With the launch of a new campaign to bring the University of London’s outsourced workers back in-house, our General Secretary Jason Moyer-Lee has written to Adrian Smith, Vice-Chancellor of the University of London. The full text is below. Our first strike date is Wednesday 27 September – please consider supporting us by donating to our strike fund!

Dear Professor Sir Adrian Smith,
I am writing in my capacity as General Secretary of the Independent Workers’ Union of Great Britain (IWGB) to notify you that we are today launching a campaign to bring the University of London’s outsourced workers back in house.
When we started organizing at UoL in Spring of 2011 (first in Unison then in IWGB), the situation for outsourced workers was somewhat akin to the Wild West: the contractor didn’t appear aware of the existence of employment law, cleaners were sacked without due process, workers’ wages routinely went unpaid, even when cleaners were paid the correct amount was only a hare above the minimum wage at £6.15 per hour, the workers had no pensions, and had the statutory minimums for holidays and sick pay.
As you know, things have changed quite dramatically since then, albeit no thanks to you.
After a number of employment tribunal claims, and loads of grievances, we have been able to educate the ignoramuses masquerading as proper contractors in the basics of employment law. In 2011/12 we won the London Living Wage campaign. As part of that campaign victory the University of London promised to maintain the pay differentials among different outsourced workers so that all workers would get a roughly proportionally equal pay rise. In the summer of 2012 we then launched the 3 Cosas Campaign which a year and a half later went on to win improvements in sick pay, holidays, and pensions for outsourced staff. It is important to note that in both of these campaigns we targeted the University of London, not your contractor. And in both examples it was the University of London- not the contractor who paid for the improved wages and terms and conditions.

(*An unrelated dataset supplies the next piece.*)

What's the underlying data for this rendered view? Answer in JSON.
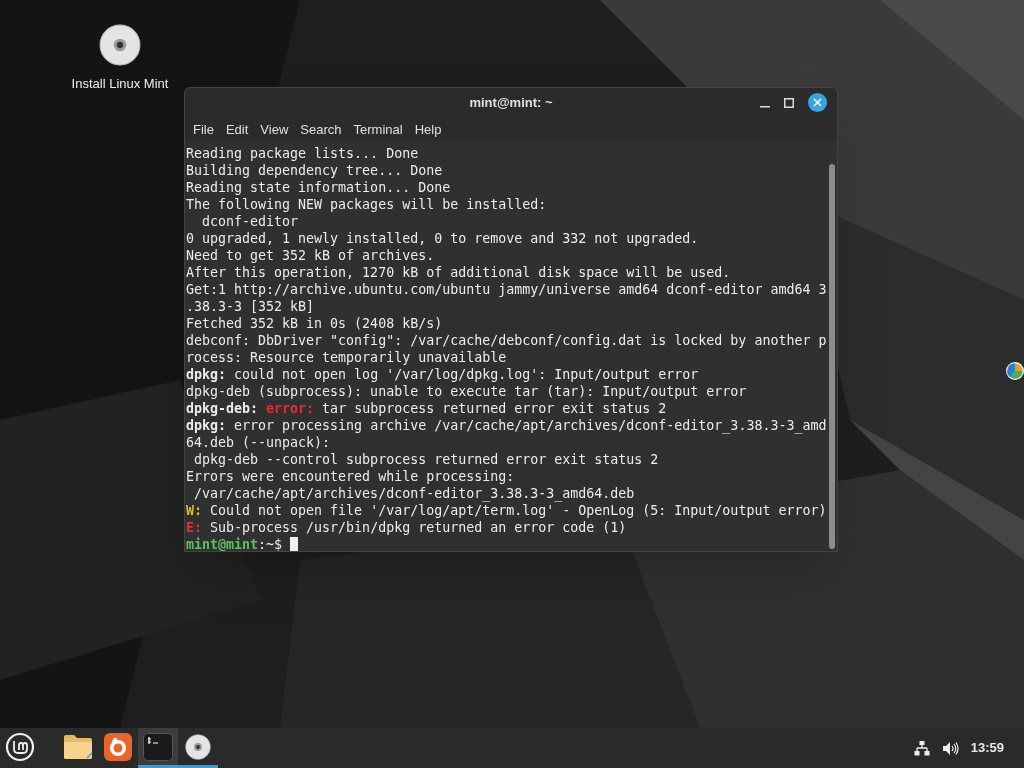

Today we are back to finish the job once and for all. We are no longer prepared to accept that you have one class of workers receiving grossly inferior pay, treatment, and terms and conditions. The only way to end these injustices is to bring your outsourced staff back in house so that they benefit from the same payroll and HR departments, the same maternity pay, the same pensions, sick pay, and holidays, and the same standards of management as those found at the University of London. This type of security,
decency, and fairness will not be found by using the incompetent contractors you routinely use. We therefore call on the University of London to immediately:
1. Bring the outsourced workers back in house;
2. Reinstate the pay differentials promised to the outsourced workers with appropriate back pay;
3. Ban 0 hours contracts at the university.
We of course remain open to dialogue and negotiations on these matters. However, given that at every past opportunity you have chosen the masochistic path to defeat by ignoring your workers’ demands until they had exerted enough public pressure to force you into humiliating backpedaling and concessions, we can only assume you will do the same this time. So let me take this opportunity to be perfectly clear about what will follow should you choose to ignore these reasonable demands:
1. We will build support for the campaign among other trade unions, politicians, NGO’s and other organisations. Indeed you can expect public letters from a number of them in the coming days calling on you to accept the workers’ demands.
2. We will publicise on social media the ills of outsourcing and the stories of the workers who suffer the consequences of not enough holiday, sick pay, and maternity pay.
3. We will make and distribute videos where workers and supporters articulate the exploitation of being outsourced at the University of London. For the first video, released today, see here.
4. We will be contacting press to tell them about the two tier workforce at University of London, where predominantly BAME migrant workers are on one set of terms and conditions and work without the respect of the university, and another set of predominantly white British workers operate in the same building but a different world. For today’s press release, see here.
5. We will be holding protests. Indeed the first one will be on the 27th of September, and should see a few hundred people outside Senate House.
6. The outsourced workers will be going on strike over their various demands. Indeed also on the 27th some of the outsourced workers will be striking over the pay issue on the back of a 100% YES vote.
7. We will be flyering University of London events to inform the public of the university’s exploitative practices.
Although you may not be able to admit this publicly, I think privately at least you will have to admit that we are bound to win this campaign. Not only has the IWGB already beaten UoL in the major breakthrough that was the 3 Cosas victory, as well as in the tribunals, but momentum and history are now on our side.
After the decisions of the London School of Economics (LSE) and the School of Oriental and African Studies (SOAS) to bring their cleaners back in house after similar campaigns, I fear you will struggle to justify the exploitation that is outsourcing to the rest of the University of London community and to the public.
Now given that you must be a pretty smart guy (otherwise why would UoL pay you more than £170k a year?) maybe just take a minute to think this one through. Do you want to bring workers in house, pay them what you promised them, and end the absurdity of 0 hours contracts now? Or would you prefer to do so after the University’s reputation is dragged through the mud yet again?
Thank you very much in advance for your consideration.
Kind regards,
Dr. Jason Moyer-Lee
General Secretary
IWGB
Ps. In case you want to ease some of your guilt and are looking for a good investment for that fat salary of yours, why not chuck a few quid into the strike fund?